La première partie revêt la forme d'une biographie romancée de Omar Khayym (1048-1131), philosophe perse, l'inventeur du célèbre symbole X qui introduit l'inconnu en math, mais également astronome de génie, libre-penseur, grand sage et... grand amoureux du vin, si si, d'ailleurs il en fit d'admirables poésies !
De son oeuvre écrite, ses fameux Robaïyat (quatrains) ont fortement marqués son temps, notamment pour leur sagesse, leur clairvoyance, leur scepticisme face aux vérités de l'époque, y compris religieuses.
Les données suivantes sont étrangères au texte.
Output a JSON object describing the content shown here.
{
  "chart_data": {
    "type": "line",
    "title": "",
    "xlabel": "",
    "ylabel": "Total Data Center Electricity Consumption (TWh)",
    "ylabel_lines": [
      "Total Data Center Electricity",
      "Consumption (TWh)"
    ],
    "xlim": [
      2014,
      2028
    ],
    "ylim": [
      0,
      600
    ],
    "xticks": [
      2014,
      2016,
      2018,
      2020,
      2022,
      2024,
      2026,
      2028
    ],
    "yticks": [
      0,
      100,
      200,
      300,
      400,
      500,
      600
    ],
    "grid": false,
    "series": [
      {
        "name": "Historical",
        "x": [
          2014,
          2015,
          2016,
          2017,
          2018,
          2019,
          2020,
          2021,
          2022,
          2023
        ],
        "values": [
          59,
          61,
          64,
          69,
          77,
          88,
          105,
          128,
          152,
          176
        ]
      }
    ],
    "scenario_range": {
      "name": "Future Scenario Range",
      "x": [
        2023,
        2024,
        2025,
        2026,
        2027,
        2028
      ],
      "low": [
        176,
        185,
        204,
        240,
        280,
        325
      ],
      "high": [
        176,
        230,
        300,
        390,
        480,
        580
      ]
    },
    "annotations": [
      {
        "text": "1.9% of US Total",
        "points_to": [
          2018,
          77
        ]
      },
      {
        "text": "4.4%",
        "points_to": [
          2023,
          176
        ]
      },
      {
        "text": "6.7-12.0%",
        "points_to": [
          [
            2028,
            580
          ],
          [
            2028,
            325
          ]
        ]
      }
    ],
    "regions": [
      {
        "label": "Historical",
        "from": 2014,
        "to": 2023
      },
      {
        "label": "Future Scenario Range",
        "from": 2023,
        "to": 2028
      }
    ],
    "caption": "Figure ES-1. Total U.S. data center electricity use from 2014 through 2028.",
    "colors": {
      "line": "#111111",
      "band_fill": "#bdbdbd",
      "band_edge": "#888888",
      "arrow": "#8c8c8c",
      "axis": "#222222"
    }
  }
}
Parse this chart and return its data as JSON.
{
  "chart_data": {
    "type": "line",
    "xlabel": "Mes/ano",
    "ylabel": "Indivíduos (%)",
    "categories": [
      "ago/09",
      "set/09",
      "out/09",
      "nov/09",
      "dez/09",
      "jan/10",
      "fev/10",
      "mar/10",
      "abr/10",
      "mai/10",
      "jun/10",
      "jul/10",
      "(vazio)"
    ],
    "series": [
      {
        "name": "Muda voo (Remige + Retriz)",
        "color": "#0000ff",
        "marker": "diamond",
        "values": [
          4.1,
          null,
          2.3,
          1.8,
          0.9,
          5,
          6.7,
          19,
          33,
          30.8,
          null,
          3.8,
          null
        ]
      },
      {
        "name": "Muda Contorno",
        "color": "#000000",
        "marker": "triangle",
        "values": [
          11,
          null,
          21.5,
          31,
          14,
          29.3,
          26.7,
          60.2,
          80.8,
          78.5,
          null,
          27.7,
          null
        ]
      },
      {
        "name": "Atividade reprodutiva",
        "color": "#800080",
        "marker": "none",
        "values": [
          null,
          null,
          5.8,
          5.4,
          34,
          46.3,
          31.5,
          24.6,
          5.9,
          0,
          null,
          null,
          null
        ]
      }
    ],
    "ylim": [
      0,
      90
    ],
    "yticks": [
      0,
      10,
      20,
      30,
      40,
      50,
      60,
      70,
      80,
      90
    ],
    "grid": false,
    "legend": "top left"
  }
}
D'ailleurs je ne résiste pas à vous en proposer une, adressée à Allah, admirable de pertinence et de justesse :
Quel homme n'a jamais transgressé Ta Loi, dis ?
Une vie sans péché, quel goût a-t-elle, dis ?
Si Tu punis le mal que j'ai fait par le mal,
Quelle est la différence entre toi et moi, dis ?
Bien sûr, il eut souvent maille à partir avec les autorités, mais la sagesse de sa langue et son esprit de lettré, lui permirent de louvoyer avec noblesse parmi les îlots d’obscurantisme qu'il rencontra.
Autre personnage, Hassan Sabbath, le fondateur de l'ordre des assassins, celui qui réussit par sa diabolique intelligence à manipuler les hommes et les foules sous couvert de la religion musulmane. Un homme redoutable et redouté dont j'ai déjà évoqué son parcours sanglant au travers du roman de Vladimir Bartol intitulé Alamut, sur lequel j'ai publié une critique élogieuse dans ces mêmes pages le 14/08/2015.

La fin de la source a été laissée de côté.